Microsoft is finally paying attention to Mac users.

For the last four years, the company has doled out to Windows, Android, and even iOS users new versions of its Office suite. Meanwhile, it's left Mac users in the dark. They've been stuck with the outdated word processing, spreadsheet, and presentation apps in Office 2011 for Mac, which is the successor to Office 2008 for Mac, but now those apps have finally been given a long-overdue refresh.

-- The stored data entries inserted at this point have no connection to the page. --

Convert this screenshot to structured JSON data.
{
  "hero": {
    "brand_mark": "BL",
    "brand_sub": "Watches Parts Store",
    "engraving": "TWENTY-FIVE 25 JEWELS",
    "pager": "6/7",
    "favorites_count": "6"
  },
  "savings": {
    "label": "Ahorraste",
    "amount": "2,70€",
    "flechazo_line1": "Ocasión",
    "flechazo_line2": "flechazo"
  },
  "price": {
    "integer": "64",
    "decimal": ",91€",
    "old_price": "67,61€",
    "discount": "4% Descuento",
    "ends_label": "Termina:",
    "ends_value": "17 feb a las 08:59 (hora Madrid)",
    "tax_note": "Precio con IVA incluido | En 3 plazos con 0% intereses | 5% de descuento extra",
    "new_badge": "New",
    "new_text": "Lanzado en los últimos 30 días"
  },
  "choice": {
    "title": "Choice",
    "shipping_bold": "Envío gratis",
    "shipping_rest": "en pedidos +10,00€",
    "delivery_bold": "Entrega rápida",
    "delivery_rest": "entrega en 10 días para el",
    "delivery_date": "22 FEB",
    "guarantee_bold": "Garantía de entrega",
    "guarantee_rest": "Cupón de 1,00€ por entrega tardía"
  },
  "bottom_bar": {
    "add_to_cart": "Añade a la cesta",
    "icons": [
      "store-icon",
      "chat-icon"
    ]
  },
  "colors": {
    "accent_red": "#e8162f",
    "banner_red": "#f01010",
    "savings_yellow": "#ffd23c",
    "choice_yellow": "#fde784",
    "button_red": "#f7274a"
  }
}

Microsoft made up for the years of neglect on Thursday by launching a free preview - or public beta version - of Office 2016 for Mac. The new software suite will officially release this summer as part of Microsoft’s Office 365 monthly subscription service. But those of you who want an early look can just grab the preview's 3GB download now, though you should know the software isn't completed and might contain bugs.

Microsoft posted screenshots of the software to its blog, and from those images, we can tell that the updated look and feel of Word, Excel, and PowerPoint make the old Mac suite look archaic. You'll see things like the new ribbon menu design and integration with Microsoft's OneDrive cloud storage service, for instance. The new suite also contains Outlook and OneNote, but those apps have been available separately since last year.

Office 2016 for Mac has a tonne of new features overall, such as new templates and animations in PowerPoint, threaded comments in Word, better analysis tools in Excel, a dual-calendar view in Outlook, live collaborative editing over the internet, and full support for Apple’s Retina display and Mac OS X Yosemite’s fullscreen app mode. The suite is also supposed to be speedier and more stable.

Grab the free download now to check it out for yourself.